Our study had limitations. Our results only can be applied directly to the 2 specific modality devices that we used (Megapulse II PSWD, continuous ReBound diathermy). We investigated healthy, college-aged students with a subcutaneous fat thickness measurement of less than 15 mm over the treatment area, and we do not know how the results will transfer to other populations and injured individuals. Our results also can be inferred only with regard to treatments lasting 30 minutes.

Further research should be performed with ReBound continuous diathermy. Measuring increases in temperature with ReBound diathermy at different areas throughout the muscle may be important in continuing to understand the effects of the device on tissue temperature over its entire treatment area. Research involving an injured population may help in understanding the effect the ReBound diathermy has on the healing process. Testing the device in various populations also could help clinicians decide whether to use the ReBound device throughout other populations.

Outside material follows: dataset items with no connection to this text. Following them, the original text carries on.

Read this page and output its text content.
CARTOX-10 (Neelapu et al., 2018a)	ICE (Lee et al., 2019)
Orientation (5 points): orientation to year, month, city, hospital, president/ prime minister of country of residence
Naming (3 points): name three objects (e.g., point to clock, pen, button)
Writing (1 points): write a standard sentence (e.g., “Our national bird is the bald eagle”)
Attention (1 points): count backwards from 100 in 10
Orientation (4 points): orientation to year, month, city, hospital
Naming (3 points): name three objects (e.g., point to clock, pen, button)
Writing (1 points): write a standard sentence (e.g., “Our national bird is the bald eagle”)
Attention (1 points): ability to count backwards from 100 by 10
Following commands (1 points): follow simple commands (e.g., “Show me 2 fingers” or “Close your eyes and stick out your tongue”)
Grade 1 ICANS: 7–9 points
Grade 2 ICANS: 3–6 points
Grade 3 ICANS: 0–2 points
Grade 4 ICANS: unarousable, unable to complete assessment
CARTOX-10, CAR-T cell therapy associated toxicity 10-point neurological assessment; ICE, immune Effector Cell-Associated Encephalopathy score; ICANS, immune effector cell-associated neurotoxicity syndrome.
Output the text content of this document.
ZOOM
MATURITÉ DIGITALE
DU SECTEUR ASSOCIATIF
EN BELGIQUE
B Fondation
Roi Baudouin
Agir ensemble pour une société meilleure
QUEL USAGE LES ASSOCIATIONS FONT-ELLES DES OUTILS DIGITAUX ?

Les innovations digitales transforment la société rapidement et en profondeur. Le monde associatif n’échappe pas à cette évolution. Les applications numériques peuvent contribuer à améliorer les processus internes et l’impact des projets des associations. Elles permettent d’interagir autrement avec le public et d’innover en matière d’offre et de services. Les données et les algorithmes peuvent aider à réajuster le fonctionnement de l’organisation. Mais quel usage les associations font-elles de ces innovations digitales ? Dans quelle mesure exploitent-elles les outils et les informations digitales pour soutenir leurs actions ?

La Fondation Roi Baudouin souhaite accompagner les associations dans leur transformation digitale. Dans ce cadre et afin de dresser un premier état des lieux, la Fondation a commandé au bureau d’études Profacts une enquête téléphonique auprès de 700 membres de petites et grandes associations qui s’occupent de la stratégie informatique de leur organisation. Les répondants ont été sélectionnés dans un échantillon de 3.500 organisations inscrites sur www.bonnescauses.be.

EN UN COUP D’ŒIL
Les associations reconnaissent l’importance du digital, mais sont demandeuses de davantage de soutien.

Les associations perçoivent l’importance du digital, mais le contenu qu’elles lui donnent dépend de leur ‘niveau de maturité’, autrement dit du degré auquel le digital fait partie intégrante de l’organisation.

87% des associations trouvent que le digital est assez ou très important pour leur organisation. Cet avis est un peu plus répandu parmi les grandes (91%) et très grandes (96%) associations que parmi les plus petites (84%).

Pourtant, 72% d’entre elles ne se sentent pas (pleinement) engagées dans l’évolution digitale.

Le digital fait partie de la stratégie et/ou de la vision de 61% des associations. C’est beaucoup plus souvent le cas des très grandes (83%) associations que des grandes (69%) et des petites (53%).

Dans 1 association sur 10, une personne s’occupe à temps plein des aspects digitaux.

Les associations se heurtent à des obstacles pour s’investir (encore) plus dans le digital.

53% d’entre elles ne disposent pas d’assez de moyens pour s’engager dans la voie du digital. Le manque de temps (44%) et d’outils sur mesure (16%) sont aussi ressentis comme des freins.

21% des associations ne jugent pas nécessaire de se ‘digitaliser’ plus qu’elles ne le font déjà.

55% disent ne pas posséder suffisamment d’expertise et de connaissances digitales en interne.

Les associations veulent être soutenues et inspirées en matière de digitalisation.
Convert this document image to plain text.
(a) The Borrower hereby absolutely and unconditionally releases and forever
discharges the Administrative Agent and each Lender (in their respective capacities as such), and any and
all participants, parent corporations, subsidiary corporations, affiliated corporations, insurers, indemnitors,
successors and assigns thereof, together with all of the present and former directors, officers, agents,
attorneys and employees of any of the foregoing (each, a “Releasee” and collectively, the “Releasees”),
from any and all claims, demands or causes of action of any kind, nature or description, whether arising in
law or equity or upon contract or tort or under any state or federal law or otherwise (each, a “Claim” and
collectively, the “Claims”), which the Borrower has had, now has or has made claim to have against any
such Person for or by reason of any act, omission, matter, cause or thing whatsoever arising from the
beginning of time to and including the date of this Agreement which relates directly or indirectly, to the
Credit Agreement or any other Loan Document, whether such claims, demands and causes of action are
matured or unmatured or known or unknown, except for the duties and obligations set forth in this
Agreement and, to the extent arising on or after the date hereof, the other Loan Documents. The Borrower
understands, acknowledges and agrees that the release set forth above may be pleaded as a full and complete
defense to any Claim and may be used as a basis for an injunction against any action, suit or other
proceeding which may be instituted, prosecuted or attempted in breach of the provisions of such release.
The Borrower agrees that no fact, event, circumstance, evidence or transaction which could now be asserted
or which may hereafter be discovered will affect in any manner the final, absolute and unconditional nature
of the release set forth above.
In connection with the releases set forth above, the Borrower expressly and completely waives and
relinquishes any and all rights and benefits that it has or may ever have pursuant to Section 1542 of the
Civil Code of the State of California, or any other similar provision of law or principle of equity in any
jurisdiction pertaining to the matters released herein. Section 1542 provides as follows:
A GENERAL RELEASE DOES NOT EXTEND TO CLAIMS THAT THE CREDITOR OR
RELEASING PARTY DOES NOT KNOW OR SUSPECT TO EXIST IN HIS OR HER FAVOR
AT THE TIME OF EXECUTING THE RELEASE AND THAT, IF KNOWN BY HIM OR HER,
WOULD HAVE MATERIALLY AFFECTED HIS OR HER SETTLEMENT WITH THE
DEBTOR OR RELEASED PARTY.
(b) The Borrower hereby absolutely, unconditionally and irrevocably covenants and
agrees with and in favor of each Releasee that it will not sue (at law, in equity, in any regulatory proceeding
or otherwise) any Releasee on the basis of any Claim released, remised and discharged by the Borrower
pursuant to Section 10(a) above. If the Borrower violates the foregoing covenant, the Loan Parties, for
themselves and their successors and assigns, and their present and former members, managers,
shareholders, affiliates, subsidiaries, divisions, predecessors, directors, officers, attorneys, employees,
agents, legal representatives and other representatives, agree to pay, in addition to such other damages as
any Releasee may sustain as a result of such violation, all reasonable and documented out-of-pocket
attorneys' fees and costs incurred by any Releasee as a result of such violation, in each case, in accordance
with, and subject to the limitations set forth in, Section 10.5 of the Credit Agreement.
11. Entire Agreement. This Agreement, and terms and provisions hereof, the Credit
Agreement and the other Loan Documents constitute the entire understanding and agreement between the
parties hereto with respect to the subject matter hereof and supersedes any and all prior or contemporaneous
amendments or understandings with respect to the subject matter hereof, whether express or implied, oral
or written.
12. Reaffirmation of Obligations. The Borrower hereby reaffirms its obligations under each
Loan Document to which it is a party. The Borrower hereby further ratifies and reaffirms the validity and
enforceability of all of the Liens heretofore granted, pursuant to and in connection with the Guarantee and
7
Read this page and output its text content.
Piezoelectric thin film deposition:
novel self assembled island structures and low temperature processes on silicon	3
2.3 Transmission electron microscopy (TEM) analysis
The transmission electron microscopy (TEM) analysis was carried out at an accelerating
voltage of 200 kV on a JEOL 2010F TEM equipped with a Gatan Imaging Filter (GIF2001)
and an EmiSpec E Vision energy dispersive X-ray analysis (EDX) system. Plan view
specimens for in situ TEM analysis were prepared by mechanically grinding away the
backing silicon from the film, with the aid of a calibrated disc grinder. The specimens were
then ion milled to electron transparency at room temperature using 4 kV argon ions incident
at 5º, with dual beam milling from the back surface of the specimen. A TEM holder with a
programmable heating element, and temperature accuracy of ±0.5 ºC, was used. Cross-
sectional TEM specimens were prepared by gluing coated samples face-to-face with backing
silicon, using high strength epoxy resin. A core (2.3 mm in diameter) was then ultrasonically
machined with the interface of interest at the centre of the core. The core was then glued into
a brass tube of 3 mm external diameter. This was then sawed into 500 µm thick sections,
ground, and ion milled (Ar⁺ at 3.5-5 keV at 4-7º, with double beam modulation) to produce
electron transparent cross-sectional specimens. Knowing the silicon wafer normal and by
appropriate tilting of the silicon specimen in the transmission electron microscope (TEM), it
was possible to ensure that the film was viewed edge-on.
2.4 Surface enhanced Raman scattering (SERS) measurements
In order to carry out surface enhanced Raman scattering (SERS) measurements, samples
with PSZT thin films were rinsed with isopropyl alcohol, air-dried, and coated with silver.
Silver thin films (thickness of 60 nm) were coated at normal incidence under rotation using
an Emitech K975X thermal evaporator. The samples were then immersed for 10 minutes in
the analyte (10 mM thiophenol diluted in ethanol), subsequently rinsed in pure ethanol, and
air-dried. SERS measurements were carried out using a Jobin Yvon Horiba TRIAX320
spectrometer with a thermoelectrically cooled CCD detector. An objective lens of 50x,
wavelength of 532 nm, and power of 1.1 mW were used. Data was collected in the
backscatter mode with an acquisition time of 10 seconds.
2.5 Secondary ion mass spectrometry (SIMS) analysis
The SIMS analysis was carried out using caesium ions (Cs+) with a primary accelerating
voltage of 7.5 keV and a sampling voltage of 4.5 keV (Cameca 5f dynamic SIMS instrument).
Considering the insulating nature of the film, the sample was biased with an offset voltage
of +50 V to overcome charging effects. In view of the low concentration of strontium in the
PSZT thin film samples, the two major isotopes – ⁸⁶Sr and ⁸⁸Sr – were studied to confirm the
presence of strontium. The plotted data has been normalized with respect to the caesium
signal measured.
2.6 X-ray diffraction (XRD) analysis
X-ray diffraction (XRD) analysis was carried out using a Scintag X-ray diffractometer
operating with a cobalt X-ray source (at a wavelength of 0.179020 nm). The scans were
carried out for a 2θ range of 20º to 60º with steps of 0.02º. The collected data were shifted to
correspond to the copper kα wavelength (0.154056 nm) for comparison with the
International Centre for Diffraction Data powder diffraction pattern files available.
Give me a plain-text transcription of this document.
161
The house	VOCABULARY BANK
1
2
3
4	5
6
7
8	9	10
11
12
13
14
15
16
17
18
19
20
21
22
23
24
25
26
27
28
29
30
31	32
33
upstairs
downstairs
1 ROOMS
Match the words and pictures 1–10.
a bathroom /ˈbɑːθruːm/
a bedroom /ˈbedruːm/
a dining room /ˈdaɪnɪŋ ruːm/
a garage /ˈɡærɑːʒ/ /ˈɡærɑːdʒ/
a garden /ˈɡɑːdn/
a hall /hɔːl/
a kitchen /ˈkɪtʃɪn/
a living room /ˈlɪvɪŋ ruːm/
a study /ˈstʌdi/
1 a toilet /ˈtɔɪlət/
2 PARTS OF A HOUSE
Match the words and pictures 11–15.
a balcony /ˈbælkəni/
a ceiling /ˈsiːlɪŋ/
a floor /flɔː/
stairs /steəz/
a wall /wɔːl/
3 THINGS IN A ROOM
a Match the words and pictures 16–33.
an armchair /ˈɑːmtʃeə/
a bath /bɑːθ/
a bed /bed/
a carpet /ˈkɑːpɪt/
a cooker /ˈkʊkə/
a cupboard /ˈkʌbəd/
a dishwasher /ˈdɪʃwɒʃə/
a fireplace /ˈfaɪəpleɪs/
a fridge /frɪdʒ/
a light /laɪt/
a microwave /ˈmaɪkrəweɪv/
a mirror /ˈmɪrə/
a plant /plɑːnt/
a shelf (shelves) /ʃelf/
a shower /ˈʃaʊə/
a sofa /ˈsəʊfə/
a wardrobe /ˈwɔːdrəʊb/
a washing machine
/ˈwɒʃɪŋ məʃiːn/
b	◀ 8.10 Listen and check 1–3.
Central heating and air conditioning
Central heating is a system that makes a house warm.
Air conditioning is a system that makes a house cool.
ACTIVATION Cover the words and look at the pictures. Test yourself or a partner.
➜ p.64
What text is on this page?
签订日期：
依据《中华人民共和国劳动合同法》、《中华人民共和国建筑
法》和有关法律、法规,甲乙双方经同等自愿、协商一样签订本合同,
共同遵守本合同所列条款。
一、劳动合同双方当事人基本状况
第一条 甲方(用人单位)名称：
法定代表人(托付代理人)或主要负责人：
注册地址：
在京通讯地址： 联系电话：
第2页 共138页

Our results indicated that the Megapulse II is a better device than the continuous ReBound diathermy for deep heating. The Megapulse II PSWD can produce vigorous heating to deep tissues, elongating them and providing a stretching window for clinicians. Given its lower power output, ReBound diathermy can be used as a moderate heating modality. Because we are the first to evaluate the heating characteristics of the ReBound diathermy, further research should be performed to understand heating distribution throughout its sleeve.